Il 6 maggio 2026 il Garante per la protezione dei dati personali ha pubblicato un documento che torna ad accendere i riflettori sui deepfake e, soprattutto, chiede al legislatore uno strumento nuovo: la facoltà di inibire più rapidamente dall'Italia l'accesso alle piattaforme e ai servizi che generano contenuti manipolati ritenuti lesivi dei diritti delle persone. Tra i servizi citati esplicitamente nelle comunicazioni dell'Autorità degli ultimi mesi figurano strumenti generalisti come ChatGPT e Grok e applicazioni specializzate nella creazione di immagini sessualmente esplicite senza consenso, come Clothoff.
Cosa chiede esattamente l'Autorità
Il punto centrale del documento è la richiesta di ampliare i poteri di intervento del Garante per poter ordinare in tempi rapidi il blocco della connessione dall'Italia verso piattaforme e servizi considerati dannosi.
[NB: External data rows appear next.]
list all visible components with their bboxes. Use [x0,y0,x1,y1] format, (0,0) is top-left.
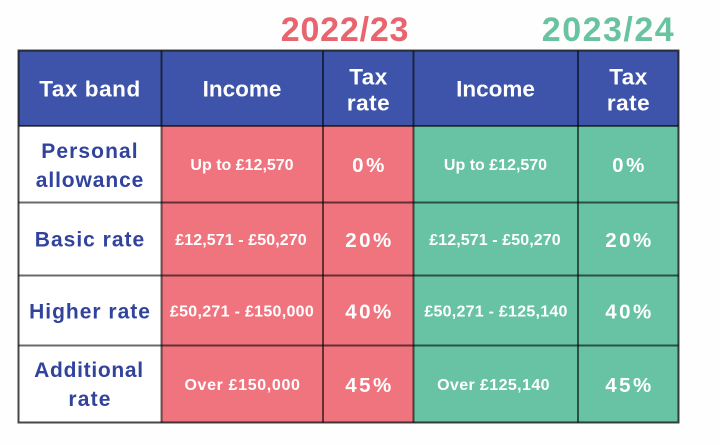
svg-text:rate: rate [607,91,650,116]
svg-text:20%: 20% [345,229,394,252]
svg-text:40%: 40% [345,301,394,324]
svg-text:Income: Income [203,77,282,102]
svg-text:£50,271 - £150,000: £50,271 - £150,000 [170,304,314,321]
svg-text:Income: Income [456,77,535,102]
svg-text:Tax: Tax [349,65,388,90]
svg-text:20%: 20% [605,229,654,252]
svg-text:2023/24: 2023/24 [542,11,675,49]
svg-text:Up to £12,570: Up to £12,570 [444,157,547,174]
svg-text:Higher rate: Higher rate [29,301,151,324]
svg-text:Tax band: Tax band [39,77,141,102]
svg-text:£50,271 - £125,140: £50,271 - £125,140 [424,304,567,321]
svg-text:Personal: Personal [41,140,139,163]
svg-text:2022/23: 2022/23 [281,11,410,49]
svg-text:Basic rate: Basic rate [35,229,145,252]
svg-text:Tax: Tax [609,65,648,90]
svg-text:Over £125,140: Over £125,140 [437,377,550,394]
svg-text:£12,571 - £50,270: £12,571 - £50,270 [429,232,561,249]
svg-text:allowance: allowance [36,169,144,192]
svg-text:0%: 0% [352,154,387,177]
svg-text:Additional: Additional [34,359,144,382]
svg-text:Over £150,000: Over £150,000 [184,377,300,394]
svg-text:40%: 40% [605,301,654,324]
svg-text:rate: rate [68,388,111,411]
svg-text:£12,571 - £50,270: £12,571 - £50,270 [175,232,307,249]
svg-text:45%: 45% [605,374,654,397]
svg-text:45%: 45% [345,374,394,397]
svg-text:0%: 0% [612,154,647,177]
svg-text:Up to £12,570: Up to £12,570 [190,157,293,174]
svg-text:rate: rate [347,91,390,116]
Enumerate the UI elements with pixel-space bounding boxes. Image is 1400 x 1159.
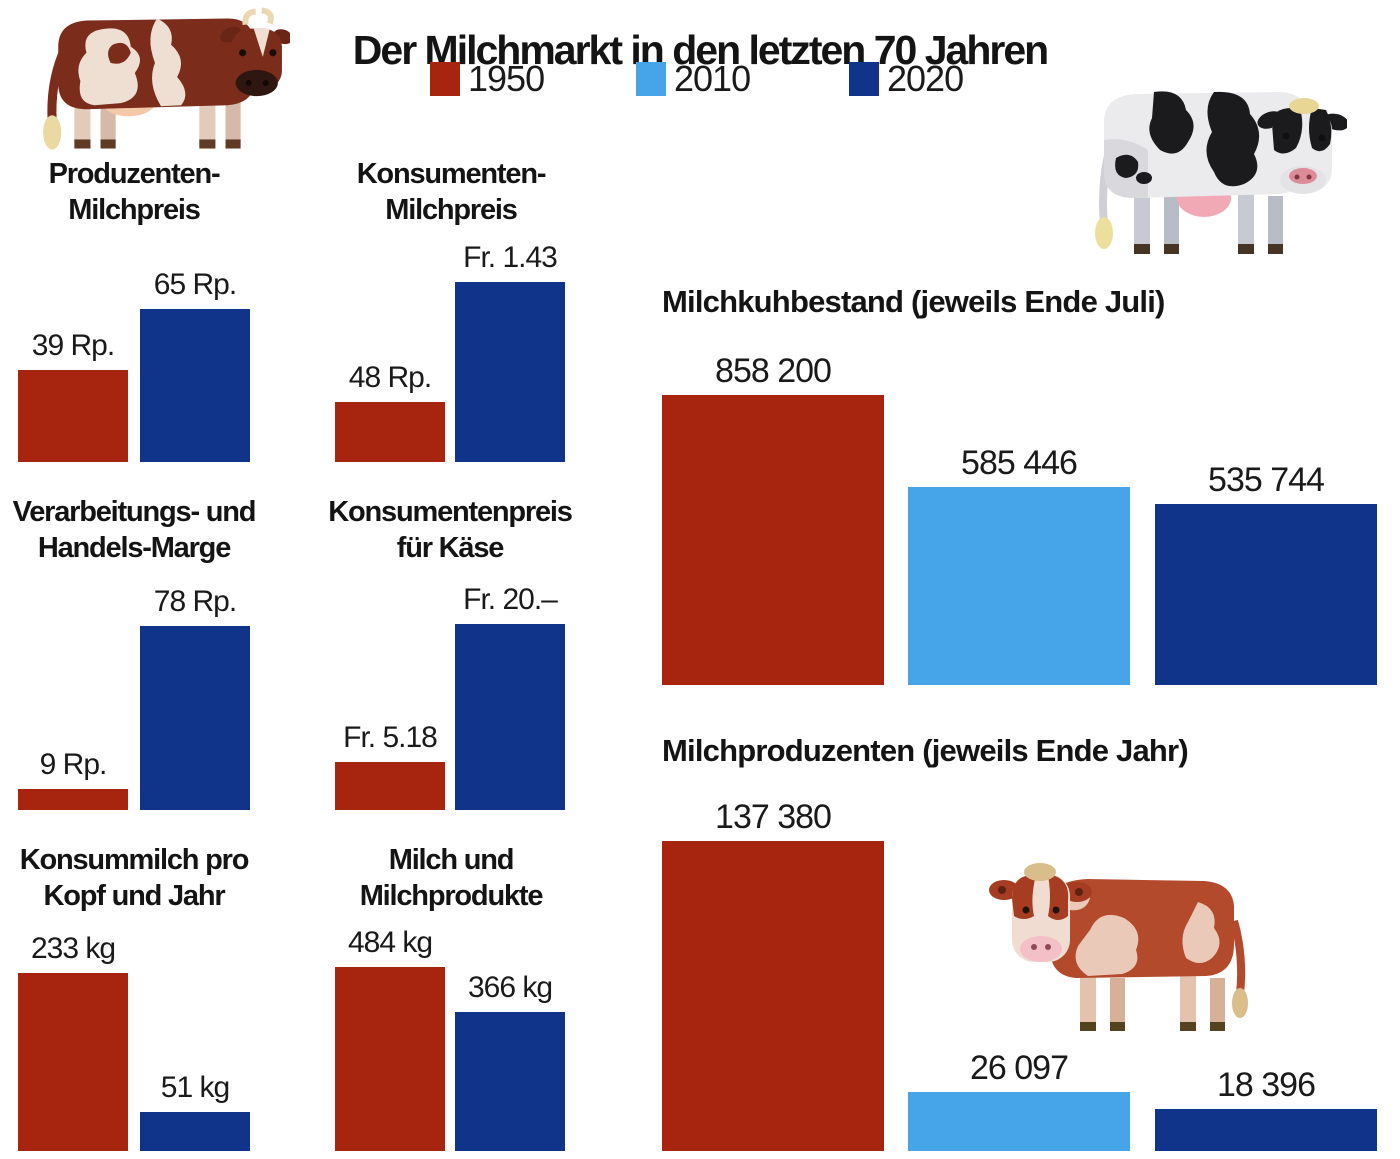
chart-konsumentenpreis-kaese: Fr. 5.18 Fr. 20.– [335,570,565,810]
chart-title-konsummilch: Konsummilch pro Kopf und Jahr [19,844,250,912]
bar-1950 [335,402,445,462]
bar-1950 [335,967,445,1151]
bar-2010 [908,1092,1130,1151]
bar-value-label: 26 097 [970,1049,1069,1087]
bar-value-label: 585 446 [961,444,1078,482]
section-title-milchproduzenten: Milchproduzenten (jeweils Ende Jahr) [662,733,1189,768]
bar-2020 [1155,1109,1377,1151]
bar-value-label: 48 Rp. [348,361,432,394]
chart-title-milchprodukte: Milch und Milchprodukte [359,844,544,912]
bar-1950 [662,841,884,1151]
legend-label-2020: 2020 [887,58,964,99]
bar-value-label: Fr. 1.43 [463,241,558,274]
bar-1950 [662,395,884,685]
bar-value-label: Fr. 20.– [463,583,558,616]
chart-konsumenten-milchpreis: 48 Rp. Fr. 1.43 [335,222,565,462]
bar-value-label: 233 kg [30,932,116,965]
bar-2020 [140,1112,250,1151]
bar-value-label: Fr. 5.18 [343,721,438,754]
red-pied-cow-illustration [43,7,290,150]
bar-value-label: 51 kg [160,1071,230,1104]
legend-label-1950: 1950 [468,58,545,99]
bar-value-label: 535 744 [1208,461,1325,499]
chart-title-konsumenten-milchpreis: Konsumenten- Milchpreis [356,158,547,226]
section-title-milchkuhbestand: Milchkuhbestand (jeweils Ende Juli) [662,284,1165,319]
bar-value-label: 39 Rp. [31,329,115,362]
page-title: Der Milchmarkt in den letzten 70 Jahren [352,27,1049,74]
legend-item-2010: 2010 [636,58,751,100]
chart-milchprodukte: 484 kg 366 kg [335,911,565,1151]
bar-1950 [335,762,445,810]
legend-swatch-2010-icon [636,62,666,96]
bar-2020 [140,626,250,810]
bar-value-label: 137 380 [715,798,832,836]
legend-item-1950: 1950 [430,58,545,100]
bar-1950 [18,789,128,810]
chart-konsummilch: 233 kg 51 kg [18,911,250,1151]
bar-2020 [140,309,250,462]
chart-title-konsumentenpreis-kaese: Konsumentenpreis für Käse [328,496,573,564]
bar-value-label: 366 kg [467,971,553,1004]
bar-2020 [1155,504,1377,685]
chart-milchkuhbestand: 858 200 585 446 535 744 [662,345,1377,685]
bar-value-label: 9 Rp. [39,748,108,781]
bar-2020 [455,282,565,462]
chart-title-verarbeitungs-marge: Verarbeitungs- und Handels-Marge [12,496,257,564]
bar-value-label: 78 Rp. [153,585,237,618]
chart-verarbeitungs-marge: 9 Rp. 78 Rp. [18,570,250,810]
bar-2020 [455,624,565,810]
bar-1950 [18,370,128,462]
simmental-cow-illustration [989,863,1248,1031]
bar-2020 [455,1012,565,1151]
legend-item-2020: 2020 [849,58,964,100]
bar-value-label: 18 396 [1217,1066,1316,1104]
bar-2010 [908,487,1130,685]
legend-label-2010: 2010 [674,58,751,99]
chart-title-produzenten-milchpreis: Produzenten- Milchpreis [48,158,221,226]
chart-milchproduzenten: 137 380 26 097 18 396 [662,799,1377,1151]
bar-value-label: 65 Rp. [153,268,237,301]
legend-swatch-2020-icon [849,62,879,96]
legend-swatch-1950-icon [430,62,460,96]
chart-produzenten-milchpreis: 39 Rp. 65 Rp. [18,222,250,462]
holstein-cow-illustration [1095,91,1347,254]
bar-value-label: 484 kg [347,926,433,959]
bar-value-label: 858 200 [715,352,832,390]
bar-1950 [18,973,128,1151]
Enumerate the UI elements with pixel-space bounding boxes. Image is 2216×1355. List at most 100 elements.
La logica, spiega l'Autorità, è spezzare quella che definisce la «catena virale» delle condivisioni: nel caso dei deepfake, soprattutto a sfondo sessuale o diffamatorio, il danno si moltiplica nelle prime ore e una procedura lenta arriva quando il contenuto è già ovunque.
L'Autorità ricorda che l'uso di servizi capaci di manipolare immagini e voci reali — fino a generare contenuti sessualmente espliciti senza consenso — può configurare non solo violazioni della normativa europea sulla protezione dei dati, ma anche veri e propri illeciti penali. E richiama i propri interventi recenti: a gennaio 2026 un provvedimento di avvertimento rivolto agli utenti di servizi basati sull'IA come Grok, ChatGPT e Clothoff, e già nell'ottobre 2025 una misura di blocco proprio nei confronti di Clothoff.

Il contesto: i casi recenti e l'AI Act
La presa di posizione arriva dopo una serie di episodi che hanno tenuto banco in Italia, dalla diffusione di immagini false di personalità pubbliche — tra cui la presidente del Consiglio — fino a casi che hanno coinvolto persone comuni, in particolare donne, prese di mira con immagini intime sintetiche. Sul piano europeo, il Regolamento sull'intelligenza artificiale (AI Act) prevede obblighi di trasparenza per i contenuti generati o manipolati artificialmente, come l'etichettatura e i marcatori tecnici; tuttavia parte di queste regole — e in generale l'impianto sui sistemi ad alto rischio — è stata oggetto di rinvii nel pacchetto di semplificazione digitale dell'Unione, con scadenze spostate avanti nel tempo. Il Garante, in sostanza, dice che gli obblighi a carico di chi produce i contenuti non bastano se manca la possibilità di agire in fretta sulla loro diffusione.
Cosa cambierebbe per utenti e piattaforme
Se il legislatore accogliesse la richiesta, il Garante potrebbe disporre il blocco dell'accesso a un servizio dall'Italia con una procedura accelerata, in modo simile a quanto già avviene per altri illeciti gravi online. Per gli utenti significherebbe, in casi limite, non poter più raggiungere un determinato sito o app dal territorio nazionale; per le piattaforme, un incentivo forte a dotarsi di filtri più efficaci a monte e di canali di rimozione rapidi. Restano sul tavolo le obiezioni classiche: il rischio di blocchi troppo ampi, la facilità di aggirarli con strumenti tecnici, il bilanciamento con la libertà di informazione. Ma la direzione indicata è netta: l'Autorità chiede di passare dalla moral suasion a poteri concreti e immediati.
I prossimi passaggi
Ora la palla è al Governo e al Parlamento, anche nel quadro dell'adeguamento italiano all'AI Act e delle norme nazionali in discussione sull'intelligenza artificiale. Nel frattempo il Garante continuerà a usare gli strumenti di cui dispone — istruttorie, avvertimenti, provvedimenti di blocco mirati — e a chiedere ai gestori delle piattaforme misure proattive. Per chi subisce un deepfake resta il consiglio pratico: documentare il contenuto, segnalarlo subito alla piattaforma e rivolgersi alle autorità, perché in questi casi la velocità della rimozione fa la differenza tra un danno contenuto e uno irreparabile.